Kelvin would go on to get a new job, and the credit card was slowly paid off. Eventually, Nichole moved back into the property investment business, with a company called The Property Lifestyle.

“I knew property inside out, I knew what to do and what not to do,” Nichole explains. “When I met the director of The Property Lifestyle, I convinced him to hire me as his property finder in Auckland. I would find the properties for investors and complete contemporaneous deals for the company.

She was also able to restart her own property investments, although due to her bad credit rating she had to use non-bank lenders for finance.

This time a buy-reno-sell formula proved the key. She would buy houses with potential, renovate with a trusted team of tradies, and resell. The focus was to find properties under market value that needed cosmetic renovation, with the aim of making at least $100,000 profit on the eventual sale.

All the numbers would be factored into her buying decisions: sale price, renovation costs, holding costs, predicted sale price, sales commission and legal fees. The properties were carefully chosen, and it sometimes took months for her to find them. But they returned her patience with impressive profits.

She also started to purchase buy-and-hold investments: all home and incomes.

Rather than working on a yield basis, she created her own passive income formula – factoring in all the costs, and then working out what she came out with at the end.

"When I buy a property, I put down my deposit, then deduct the mortgage cost, rates, insurance, maintenance allowance and utilities. After those deductions I want to have cash left over, then I will buy the property. I like to have a minimum of $200 per week left over.”

Passive Income

When Kelvin retired recently, she decided she needed to replace his salary with passive income from rentals, so she searched the country for multi-unit deals that would yield $100k plus a year.

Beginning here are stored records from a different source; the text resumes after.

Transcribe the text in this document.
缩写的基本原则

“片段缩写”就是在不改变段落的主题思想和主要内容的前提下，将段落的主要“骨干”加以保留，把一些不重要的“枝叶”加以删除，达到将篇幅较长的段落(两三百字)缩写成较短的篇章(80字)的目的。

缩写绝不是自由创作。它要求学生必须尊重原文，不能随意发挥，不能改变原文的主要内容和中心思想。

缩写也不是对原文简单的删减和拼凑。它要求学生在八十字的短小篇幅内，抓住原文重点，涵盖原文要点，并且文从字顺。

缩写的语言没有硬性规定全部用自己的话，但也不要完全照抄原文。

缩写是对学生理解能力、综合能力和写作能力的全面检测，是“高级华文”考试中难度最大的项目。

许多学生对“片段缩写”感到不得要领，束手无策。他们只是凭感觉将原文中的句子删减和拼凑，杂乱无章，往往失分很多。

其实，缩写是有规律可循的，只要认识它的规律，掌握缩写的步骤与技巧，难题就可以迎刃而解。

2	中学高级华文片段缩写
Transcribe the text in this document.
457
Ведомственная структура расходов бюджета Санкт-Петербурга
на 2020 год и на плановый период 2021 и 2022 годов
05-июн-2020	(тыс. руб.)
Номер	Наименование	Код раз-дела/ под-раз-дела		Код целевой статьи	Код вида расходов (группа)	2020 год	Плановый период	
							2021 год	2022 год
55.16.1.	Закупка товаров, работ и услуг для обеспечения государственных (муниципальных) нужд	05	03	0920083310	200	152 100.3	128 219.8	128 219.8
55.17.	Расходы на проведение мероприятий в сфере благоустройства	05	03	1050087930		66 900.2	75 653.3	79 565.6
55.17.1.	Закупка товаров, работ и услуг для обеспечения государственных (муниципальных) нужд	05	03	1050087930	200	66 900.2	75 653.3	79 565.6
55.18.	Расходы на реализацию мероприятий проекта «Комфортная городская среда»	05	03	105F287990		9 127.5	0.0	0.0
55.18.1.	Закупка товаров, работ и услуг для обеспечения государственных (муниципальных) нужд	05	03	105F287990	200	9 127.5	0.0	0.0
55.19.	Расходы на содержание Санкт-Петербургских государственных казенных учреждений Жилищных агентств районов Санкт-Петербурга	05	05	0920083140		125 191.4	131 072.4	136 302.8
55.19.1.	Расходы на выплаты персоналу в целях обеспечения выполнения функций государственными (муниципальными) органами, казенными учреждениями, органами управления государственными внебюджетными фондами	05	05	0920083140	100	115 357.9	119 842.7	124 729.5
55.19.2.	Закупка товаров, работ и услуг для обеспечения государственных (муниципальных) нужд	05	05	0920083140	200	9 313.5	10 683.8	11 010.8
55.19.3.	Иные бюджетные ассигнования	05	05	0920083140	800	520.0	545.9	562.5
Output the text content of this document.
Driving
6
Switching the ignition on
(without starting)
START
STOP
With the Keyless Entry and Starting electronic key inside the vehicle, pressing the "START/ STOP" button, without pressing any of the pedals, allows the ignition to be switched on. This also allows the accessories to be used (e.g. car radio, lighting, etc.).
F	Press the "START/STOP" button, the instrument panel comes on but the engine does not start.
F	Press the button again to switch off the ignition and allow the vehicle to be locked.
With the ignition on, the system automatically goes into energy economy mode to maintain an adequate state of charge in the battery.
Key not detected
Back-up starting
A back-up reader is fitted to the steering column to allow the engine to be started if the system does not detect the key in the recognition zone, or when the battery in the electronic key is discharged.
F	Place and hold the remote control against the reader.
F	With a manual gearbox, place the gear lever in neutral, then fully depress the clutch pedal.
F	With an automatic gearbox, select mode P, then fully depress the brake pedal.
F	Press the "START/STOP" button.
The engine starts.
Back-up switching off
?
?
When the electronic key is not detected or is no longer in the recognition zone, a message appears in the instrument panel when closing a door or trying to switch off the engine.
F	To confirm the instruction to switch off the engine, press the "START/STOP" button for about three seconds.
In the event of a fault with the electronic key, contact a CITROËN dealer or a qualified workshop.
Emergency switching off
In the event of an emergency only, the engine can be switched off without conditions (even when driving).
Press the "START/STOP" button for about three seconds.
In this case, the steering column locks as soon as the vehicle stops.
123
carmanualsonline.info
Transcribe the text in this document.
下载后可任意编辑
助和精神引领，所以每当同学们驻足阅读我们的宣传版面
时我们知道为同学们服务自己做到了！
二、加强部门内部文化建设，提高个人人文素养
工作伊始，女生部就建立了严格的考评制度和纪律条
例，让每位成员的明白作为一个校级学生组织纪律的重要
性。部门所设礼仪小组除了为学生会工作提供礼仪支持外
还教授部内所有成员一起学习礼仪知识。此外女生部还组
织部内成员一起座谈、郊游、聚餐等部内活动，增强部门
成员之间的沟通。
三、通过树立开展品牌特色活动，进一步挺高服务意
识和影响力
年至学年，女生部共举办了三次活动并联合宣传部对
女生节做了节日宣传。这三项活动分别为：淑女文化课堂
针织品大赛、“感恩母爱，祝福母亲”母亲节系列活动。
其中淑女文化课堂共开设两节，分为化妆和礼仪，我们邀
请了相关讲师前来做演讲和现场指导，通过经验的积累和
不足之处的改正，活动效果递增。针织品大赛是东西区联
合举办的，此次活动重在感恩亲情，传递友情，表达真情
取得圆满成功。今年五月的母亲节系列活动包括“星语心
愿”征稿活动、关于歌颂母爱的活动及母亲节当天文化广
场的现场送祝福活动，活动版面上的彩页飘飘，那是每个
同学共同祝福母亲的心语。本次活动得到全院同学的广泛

“I knew that I would need to buy one or two multi-unit properties to make this work,” she says. “So I searched long and hard. I eventually found two blocks of units which have replaced the income he was earning.”

‘The debt collectors would call me every month asking for money. I was incredibly stressed for two years’ Nicole Lewis

“The best buy I found was a block of three units on one title in the heart of Grey Lynn (Auckland CBD fringe). I was sure it would be around $2.5 million which made the deal too expensive for me. The rent was $1600 per week. The property did not meet Healthy Homes standards and was in need of a cosmetic renovation. At the auction there were two bidders, myself, and one other: neither of us bid. I decided to make an offer that evening of $1.7 million, which was accepted.

“I spent $10,000 on Healthy Homes and $7,000 on carpet and repairs. The house was then valued at $2.9 million by a bank-approved valuer. The market rent was $2050 per week, so we put the rent up to meet the market. After costs and expenses, the passive income is $1500 per week; that’s $78,000 per annum.”

Nichole is now CEO of The Property Lifestyle; a company that helps investors achieve their own financial freedom through property. She’s also written a book, Property Quadrants: The Passive Income Formula to Own Your Financial, that has achieved “international best-seller” status on Amazon and is now in print in New Zealand.

She is positive about the present state of the residential market in this country. “There are so many deals out there, and it is a great time to flip,” she says. “Houses are sitting on the market longer and people are more motivated to sell. It’s a brilliant time to add to a portfolio.”